Community Member, 31 Posts

31 May 2014 at 9:01am

@Willr can you provide any information on @DavePolyester's 1st point:

1) If a <% require %> tag is inside the <% cache %> tag, it ceases to be called once the content is cached.

I have, what I assume to be, a similar issue where I am trying to cache 2 x WidgetAreas which (optionally) appear on every page of my site. I am using the below cache key:

<% cached 'WidgetAreas', ID, List(Page).max(LastEdited) %>

I understand this should create one new cache file for the enclosed markup for each page on my site due to the use of 'ID' in my cache key. Note that you may expect me to just use 'LastEdited' for the second part but I have implemented an 'Inherit Widget Area From Parent' feature meaning widgets changing on any of this pages parents could potentially mean my cache needs invalidating.

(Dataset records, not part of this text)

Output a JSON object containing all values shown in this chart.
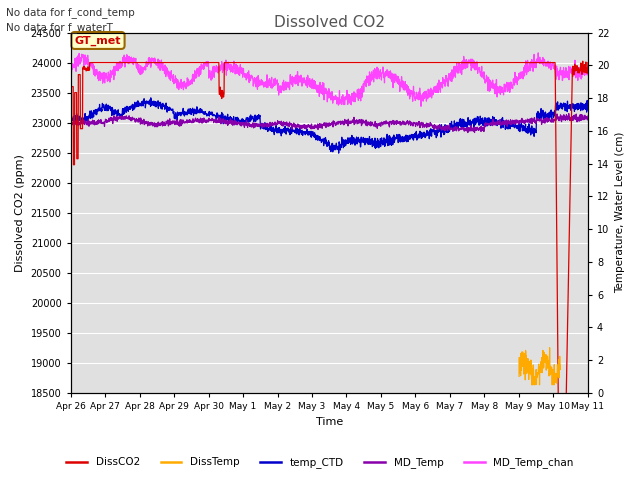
{
  "title": "Dissolved CO2",
  "subtitle1": "No data for f_cond_temp",
  "subtitle2": "No data for f_waterT",
  "annotation": "GT_met",
  "xlabel": "Time",
  "ylabel_left": "Dissolved CO2 (ppm)",
  "ylabel_right": "Temperature, Water Level (cm)",
  "ylim_left": [
    18500,
    24500
  ],
  "ylim_right": [
    0,
    22
  ],
  "yticks_left": [
    18500,
    19000,
    19500,
    20000,
    20500,
    21000,
    21500,
    22000,
    22500,
    23000,
    23500,
    24000,
    24500
  ],
  "yticks_right": [
    0,
    2,
    4,
    6,
    8,
    10,
    12,
    14,
    16,
    18,
    20,
    22
  ],
  "colors": {
    "DissCO2": "#dd0000",
    "DissTemp": "#ffaa00",
    "temp_CTD": "#0000cc",
    "MD_Temp": "#8800aa",
    "MD_Temp_chan": "#ff44ff"
  },
  "xtick_labels": [
    "Apr 26",
    "Apr 27",
    "Apr 28",
    "Apr 29",
    "Apr 30",
    "May 1",
    "May 2",
    "May 3",
    "May 4",
    "May 5",
    "May 6",
    "May 7",
    "May 8",
    "May 9",
    "May 10",
    "May 11"
  ]
}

The problem I am having is that my widgets CSS files are no longer included when my cached version is used, I don't have any <% require %> tags within my <% cache %> tag but my widgets CSS is included via the widget controllers init() method() i.e.:

    public function init() {
        parent::init();
        Requirements::css('widgets_CallToActionWidget/css/CallToActionWidget.css');
    }

I imagine that this is the same issue as raised above, and that moving the require logic into the widget template, rather than its controller class, would have the exact same result.

Can you offer any insight as to why content pulled in via the Requirements class is excluded from cached content? and more importantly for me, how I can fix it in order to cache my WidgetAreas?